Abscess: A localized infection in the bone or soft gum tissues, usually at the end of the root tip.
Abutment: The natural tooth that holds in place a fixed or removable bridge.
Air Abrasion: Tiny particles of aluminum oxide blasted in a stream of water at the tooth to remove the decayed debris and ruined enamel of cavities.
Allergy: Unfavorable systemic response to a foreign substance or drug.

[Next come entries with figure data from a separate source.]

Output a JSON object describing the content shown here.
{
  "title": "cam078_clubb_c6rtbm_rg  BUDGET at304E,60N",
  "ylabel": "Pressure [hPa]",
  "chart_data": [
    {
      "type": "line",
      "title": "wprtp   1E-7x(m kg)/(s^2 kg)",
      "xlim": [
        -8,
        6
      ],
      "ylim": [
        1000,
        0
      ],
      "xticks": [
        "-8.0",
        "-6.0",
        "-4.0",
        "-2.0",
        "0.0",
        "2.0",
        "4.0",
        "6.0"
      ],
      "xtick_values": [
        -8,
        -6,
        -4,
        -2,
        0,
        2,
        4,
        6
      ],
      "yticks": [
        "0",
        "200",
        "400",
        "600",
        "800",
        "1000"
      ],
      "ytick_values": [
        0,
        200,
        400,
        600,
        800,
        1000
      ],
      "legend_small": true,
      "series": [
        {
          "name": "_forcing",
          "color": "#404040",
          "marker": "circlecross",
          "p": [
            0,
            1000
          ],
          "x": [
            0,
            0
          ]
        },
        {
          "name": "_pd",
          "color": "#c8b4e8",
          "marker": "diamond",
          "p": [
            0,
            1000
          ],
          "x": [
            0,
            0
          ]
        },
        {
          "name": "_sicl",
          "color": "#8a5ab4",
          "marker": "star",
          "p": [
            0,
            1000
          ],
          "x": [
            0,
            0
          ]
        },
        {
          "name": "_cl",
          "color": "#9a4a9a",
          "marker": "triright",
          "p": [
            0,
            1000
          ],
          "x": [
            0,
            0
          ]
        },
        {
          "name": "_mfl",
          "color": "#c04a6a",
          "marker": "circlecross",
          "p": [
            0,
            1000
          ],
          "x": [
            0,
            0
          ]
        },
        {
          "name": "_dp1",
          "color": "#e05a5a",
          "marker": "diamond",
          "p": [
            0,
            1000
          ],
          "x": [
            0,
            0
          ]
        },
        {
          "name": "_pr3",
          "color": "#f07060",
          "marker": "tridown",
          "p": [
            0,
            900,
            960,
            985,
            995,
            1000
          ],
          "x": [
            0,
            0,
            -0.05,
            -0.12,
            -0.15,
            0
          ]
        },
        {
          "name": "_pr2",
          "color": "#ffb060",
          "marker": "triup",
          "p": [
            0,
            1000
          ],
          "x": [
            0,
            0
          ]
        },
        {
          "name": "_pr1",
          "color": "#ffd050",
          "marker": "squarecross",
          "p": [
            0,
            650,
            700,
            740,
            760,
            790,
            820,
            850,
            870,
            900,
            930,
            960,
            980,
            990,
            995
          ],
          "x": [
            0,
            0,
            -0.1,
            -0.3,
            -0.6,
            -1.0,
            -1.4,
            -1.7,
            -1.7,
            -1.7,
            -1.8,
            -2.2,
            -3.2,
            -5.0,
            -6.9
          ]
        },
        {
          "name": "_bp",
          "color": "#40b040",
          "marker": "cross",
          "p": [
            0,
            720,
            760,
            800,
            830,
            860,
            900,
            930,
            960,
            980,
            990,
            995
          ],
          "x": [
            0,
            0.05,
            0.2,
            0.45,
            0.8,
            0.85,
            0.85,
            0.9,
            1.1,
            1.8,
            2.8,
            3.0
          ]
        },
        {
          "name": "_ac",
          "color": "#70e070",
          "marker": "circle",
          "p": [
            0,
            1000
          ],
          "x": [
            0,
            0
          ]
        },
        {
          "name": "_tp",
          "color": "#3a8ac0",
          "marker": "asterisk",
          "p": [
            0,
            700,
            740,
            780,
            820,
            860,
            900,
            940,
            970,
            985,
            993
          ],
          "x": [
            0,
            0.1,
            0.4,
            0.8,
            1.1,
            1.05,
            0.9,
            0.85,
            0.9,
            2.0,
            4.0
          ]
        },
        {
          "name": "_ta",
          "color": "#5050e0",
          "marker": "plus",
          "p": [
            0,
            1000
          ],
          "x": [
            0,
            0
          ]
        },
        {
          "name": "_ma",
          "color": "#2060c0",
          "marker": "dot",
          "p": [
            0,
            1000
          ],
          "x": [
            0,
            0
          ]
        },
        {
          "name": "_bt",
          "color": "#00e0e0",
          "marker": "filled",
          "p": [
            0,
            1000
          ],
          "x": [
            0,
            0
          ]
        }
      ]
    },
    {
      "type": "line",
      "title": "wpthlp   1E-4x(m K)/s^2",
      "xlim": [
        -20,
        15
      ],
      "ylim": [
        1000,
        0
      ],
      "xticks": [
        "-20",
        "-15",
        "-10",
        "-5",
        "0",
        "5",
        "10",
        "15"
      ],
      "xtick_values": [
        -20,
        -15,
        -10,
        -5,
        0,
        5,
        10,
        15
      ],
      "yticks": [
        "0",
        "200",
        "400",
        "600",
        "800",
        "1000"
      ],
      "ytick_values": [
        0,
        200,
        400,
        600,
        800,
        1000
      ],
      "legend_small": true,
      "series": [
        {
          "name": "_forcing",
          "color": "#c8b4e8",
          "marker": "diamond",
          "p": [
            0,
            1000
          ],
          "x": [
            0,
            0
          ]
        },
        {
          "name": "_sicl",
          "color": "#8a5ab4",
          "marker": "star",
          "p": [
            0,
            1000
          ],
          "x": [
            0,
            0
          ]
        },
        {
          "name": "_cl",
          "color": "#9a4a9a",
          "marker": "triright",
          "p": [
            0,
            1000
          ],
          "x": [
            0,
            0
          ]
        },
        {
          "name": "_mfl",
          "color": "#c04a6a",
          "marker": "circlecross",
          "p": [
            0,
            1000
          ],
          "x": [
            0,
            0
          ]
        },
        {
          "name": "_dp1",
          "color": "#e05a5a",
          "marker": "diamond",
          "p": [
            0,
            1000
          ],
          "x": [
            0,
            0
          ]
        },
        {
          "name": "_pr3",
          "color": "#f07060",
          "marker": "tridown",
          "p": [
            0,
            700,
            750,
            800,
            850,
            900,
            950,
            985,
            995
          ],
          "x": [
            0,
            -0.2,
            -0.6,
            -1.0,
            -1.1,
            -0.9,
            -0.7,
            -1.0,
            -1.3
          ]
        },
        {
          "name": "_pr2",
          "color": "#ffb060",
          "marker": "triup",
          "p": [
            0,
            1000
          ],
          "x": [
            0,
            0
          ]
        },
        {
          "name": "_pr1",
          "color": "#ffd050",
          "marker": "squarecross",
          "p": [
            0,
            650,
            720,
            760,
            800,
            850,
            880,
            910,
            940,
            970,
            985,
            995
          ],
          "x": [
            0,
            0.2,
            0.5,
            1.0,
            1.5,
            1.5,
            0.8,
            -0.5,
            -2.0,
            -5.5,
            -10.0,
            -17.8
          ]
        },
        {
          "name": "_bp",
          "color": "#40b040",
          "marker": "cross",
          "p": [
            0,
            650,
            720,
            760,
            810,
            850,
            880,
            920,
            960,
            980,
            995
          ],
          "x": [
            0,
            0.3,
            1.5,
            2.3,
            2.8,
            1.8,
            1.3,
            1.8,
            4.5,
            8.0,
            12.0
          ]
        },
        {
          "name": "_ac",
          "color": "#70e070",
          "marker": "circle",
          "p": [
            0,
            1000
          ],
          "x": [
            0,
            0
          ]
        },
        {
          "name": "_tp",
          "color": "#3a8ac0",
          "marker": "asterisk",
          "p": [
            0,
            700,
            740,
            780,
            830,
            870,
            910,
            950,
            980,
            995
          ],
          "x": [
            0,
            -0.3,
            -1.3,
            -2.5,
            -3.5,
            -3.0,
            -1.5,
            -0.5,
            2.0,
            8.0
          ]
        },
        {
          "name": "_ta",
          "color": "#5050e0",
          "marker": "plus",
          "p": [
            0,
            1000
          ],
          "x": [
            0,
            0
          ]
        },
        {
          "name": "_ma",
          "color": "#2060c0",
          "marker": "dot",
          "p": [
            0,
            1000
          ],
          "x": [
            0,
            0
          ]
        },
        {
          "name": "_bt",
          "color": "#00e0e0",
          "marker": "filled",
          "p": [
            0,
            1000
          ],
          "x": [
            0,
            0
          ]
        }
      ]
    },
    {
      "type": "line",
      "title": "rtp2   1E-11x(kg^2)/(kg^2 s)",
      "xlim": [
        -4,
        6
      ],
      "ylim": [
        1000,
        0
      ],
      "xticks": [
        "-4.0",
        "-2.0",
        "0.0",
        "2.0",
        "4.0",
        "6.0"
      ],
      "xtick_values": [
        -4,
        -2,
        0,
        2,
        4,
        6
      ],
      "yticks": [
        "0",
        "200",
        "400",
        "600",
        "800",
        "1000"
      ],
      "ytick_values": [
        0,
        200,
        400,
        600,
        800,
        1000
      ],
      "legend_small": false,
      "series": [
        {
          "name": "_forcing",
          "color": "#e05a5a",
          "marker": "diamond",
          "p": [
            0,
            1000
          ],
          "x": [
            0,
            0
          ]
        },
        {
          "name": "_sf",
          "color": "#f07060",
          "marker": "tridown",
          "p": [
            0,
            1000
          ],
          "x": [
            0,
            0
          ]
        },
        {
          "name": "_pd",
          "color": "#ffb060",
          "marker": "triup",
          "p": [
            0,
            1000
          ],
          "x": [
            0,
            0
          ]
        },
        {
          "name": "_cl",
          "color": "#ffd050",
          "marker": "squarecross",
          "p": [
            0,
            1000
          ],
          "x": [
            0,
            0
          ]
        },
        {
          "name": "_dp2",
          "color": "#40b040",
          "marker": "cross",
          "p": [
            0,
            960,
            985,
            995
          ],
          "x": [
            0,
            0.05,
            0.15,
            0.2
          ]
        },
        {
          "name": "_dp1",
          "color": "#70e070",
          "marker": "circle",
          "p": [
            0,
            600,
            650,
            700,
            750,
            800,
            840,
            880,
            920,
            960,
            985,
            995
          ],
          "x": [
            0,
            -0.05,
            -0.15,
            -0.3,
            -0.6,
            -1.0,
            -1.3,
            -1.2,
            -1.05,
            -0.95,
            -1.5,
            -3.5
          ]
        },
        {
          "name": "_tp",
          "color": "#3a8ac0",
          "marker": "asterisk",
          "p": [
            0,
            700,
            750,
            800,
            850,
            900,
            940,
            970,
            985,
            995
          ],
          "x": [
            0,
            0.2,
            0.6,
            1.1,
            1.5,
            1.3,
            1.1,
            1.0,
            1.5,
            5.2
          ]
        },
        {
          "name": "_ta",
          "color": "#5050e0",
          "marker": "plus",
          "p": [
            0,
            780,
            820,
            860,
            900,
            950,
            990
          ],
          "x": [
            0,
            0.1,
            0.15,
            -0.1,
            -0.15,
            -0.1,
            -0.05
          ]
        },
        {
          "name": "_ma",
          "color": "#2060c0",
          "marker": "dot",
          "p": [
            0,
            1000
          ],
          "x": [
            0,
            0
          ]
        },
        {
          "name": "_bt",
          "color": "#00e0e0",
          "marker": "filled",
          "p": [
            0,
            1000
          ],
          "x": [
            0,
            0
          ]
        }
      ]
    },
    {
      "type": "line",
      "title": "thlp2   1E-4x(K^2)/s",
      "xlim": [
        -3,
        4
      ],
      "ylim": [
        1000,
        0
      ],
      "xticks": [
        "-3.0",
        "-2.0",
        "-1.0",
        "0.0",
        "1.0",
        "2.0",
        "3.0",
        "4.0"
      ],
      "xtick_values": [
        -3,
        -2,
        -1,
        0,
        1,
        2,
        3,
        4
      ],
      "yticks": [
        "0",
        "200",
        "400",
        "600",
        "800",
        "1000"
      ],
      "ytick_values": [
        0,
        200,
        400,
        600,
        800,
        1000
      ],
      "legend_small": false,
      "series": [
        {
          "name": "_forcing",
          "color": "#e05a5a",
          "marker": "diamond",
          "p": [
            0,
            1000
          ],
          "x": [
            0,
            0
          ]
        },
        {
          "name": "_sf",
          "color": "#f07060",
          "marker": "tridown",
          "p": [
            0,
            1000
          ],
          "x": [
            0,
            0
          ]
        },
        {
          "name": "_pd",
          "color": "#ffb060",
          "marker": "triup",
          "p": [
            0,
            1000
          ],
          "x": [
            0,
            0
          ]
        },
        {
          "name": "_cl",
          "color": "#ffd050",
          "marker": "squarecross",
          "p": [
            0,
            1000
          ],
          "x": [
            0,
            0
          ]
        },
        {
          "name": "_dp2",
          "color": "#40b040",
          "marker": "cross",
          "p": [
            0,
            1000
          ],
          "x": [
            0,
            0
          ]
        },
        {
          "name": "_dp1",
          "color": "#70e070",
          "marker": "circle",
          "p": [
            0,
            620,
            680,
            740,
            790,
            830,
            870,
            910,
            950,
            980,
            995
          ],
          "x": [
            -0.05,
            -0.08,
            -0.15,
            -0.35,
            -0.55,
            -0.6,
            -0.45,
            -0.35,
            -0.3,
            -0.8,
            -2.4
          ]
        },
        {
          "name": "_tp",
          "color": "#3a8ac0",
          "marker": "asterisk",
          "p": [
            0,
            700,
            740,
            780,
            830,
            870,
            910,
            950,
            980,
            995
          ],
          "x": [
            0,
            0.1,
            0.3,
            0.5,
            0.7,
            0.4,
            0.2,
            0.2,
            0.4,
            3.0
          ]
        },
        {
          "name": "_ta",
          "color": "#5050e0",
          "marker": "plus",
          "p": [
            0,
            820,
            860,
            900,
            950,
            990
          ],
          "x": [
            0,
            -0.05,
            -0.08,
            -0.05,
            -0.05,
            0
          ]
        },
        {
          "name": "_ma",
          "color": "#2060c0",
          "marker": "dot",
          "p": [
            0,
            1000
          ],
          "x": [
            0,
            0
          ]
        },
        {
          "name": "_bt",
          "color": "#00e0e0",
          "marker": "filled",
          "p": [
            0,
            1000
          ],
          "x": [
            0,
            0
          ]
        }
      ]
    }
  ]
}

Alveolar Bone: The jaw bone that anchors the roots of teeth.
Amalgam: The most common filling material used for fillings, also referred to as mercury or silver.
Analgesia: A state of pain relief; an agent to lessen pain.
Anesthesia: Relieves the sensation of pain. See General Anesthesia, IV Sedation and Local Anesthesia.
Anterior Teeth: The six upper or six lower front teeth.
Antibiotic: A drug that stops or slows the growth of bacteria.
Apex: The tip of the root of a tooth.
Apicoectomy: The surgical removal of the root tip to treat a dead tooth.
Arch: Describes the alignment of the upper or lower teeth.
Association: A group. Often, associations can offer individual health insurance plans specially designed for their members.
Attrition: Loss of structure due to natural wear.
Autoclave: A device that has a chamber where instruments are placed and steam under pressure is injected, in order to complete sterilization.